Tribunal de Justiça  diz entender que o governo do Estado está sobrecarregado com as despesas de contenção do Covid-19 e decidiu adiar os pagamentos

Sede do Tribunal de Justiça do Estado de Goiás, em Goiânia | Foto: TJ-GO | Reprodução

O profissionais magistrados não irão receber o pagamento da licença-prêmio a partir deste mês de março, como havia sido lançado na folha. A decisão foi do Tribunal de Justiça de Goiás, que por meio do desembargador Nicomedes Borges que negou a liminar da Associação dos Magistrados de Goiás (Asmego). A justificativa para o não pagamento é contenção de gastos, já que o governo do Estado está sobrecarregado de despesas financeiras devido às medidas de contenção do novo coronavírus. O pagamento será adiado.

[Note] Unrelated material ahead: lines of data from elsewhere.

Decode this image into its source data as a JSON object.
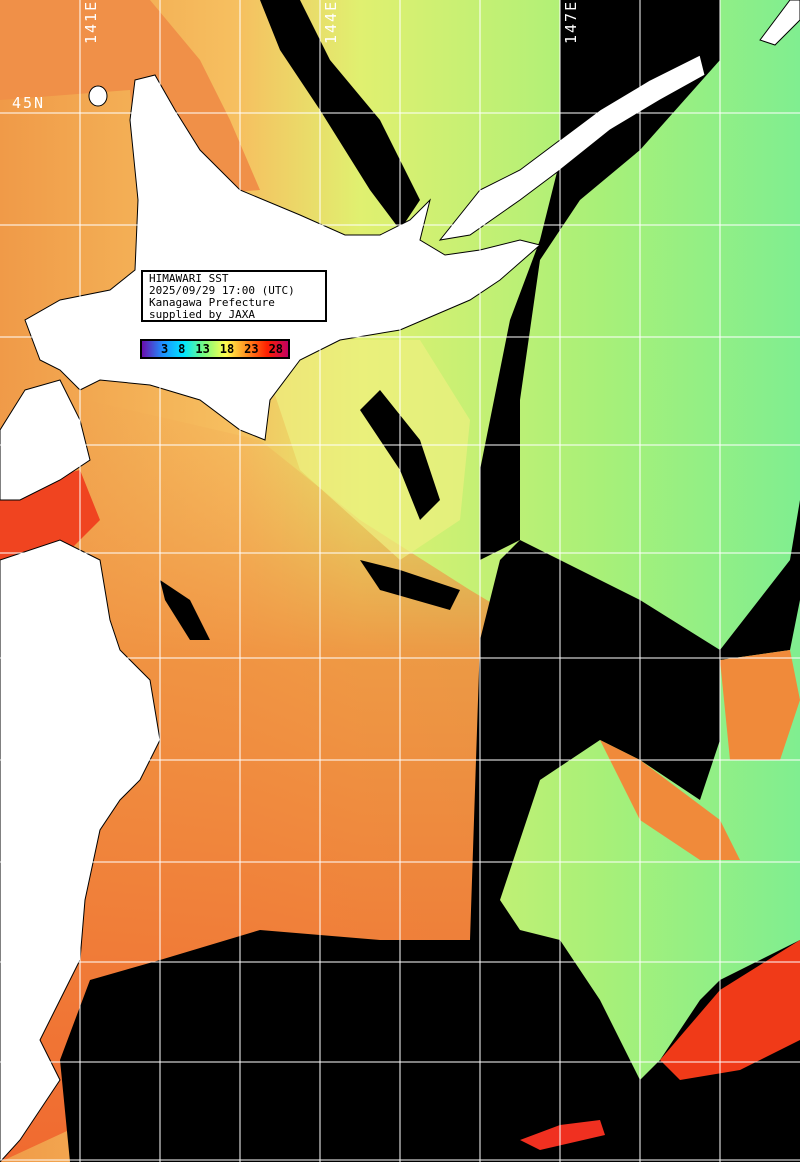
{
  "info_box": {
    "line1": "HIMAWARI SST",
    "line2": "2025/09/29 17:00 (UTC)",
    "line3": "Kanagawa Prefecture",
    "line4": "supplied by JAXA"
  },
  "colorbar": {
    "ticks": [
      "3",
      "8",
      "13",
      "18",
      "23",
      "28"
    ],
    "colors": [
      "#6a0dad",
      "#1e90ff",
      "#00e5ff",
      "#7cfc7c",
      "#ffff50",
      "#ff9020",
      "#ff2000",
      "#c00060"
    ]
  },
  "grid_labels": {
    "lon": [
      "141E",
      "144E",
      "147E"
    ],
    "lat": [
      "45N"
    ]
  },
  "colors": {
    "land": "#ffffff",
    "cloud_missing": "#000000",
    "grid": "#ffffff",
    "warm_sea": "#f0883a",
    "mid_sea": "#e4f070",
    "cool_sea": "#8ef088",
    "hot_sea": "#f03a18"
  }
}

A decisão de suspender o pagamento da licença-prêmio foi do desembargador Walter Carlos Lemes, presidente do TJGO. A Asmego decidiu, então, entrar com uma liminar para garantir o pagamento do benefício aos profissionais, mas o pedido foi negado por Borges. A licença-prêmio é um direito  assegurado em 11 de fevereiro, por Walter Calos, e publicado no Diário de Justiça Eletrônico. O argumento do desembargador foi com base na lei de 2018, que garante à magistratura os mesmos benefícios assegurados ao Ministério Público, por questão de isonomia.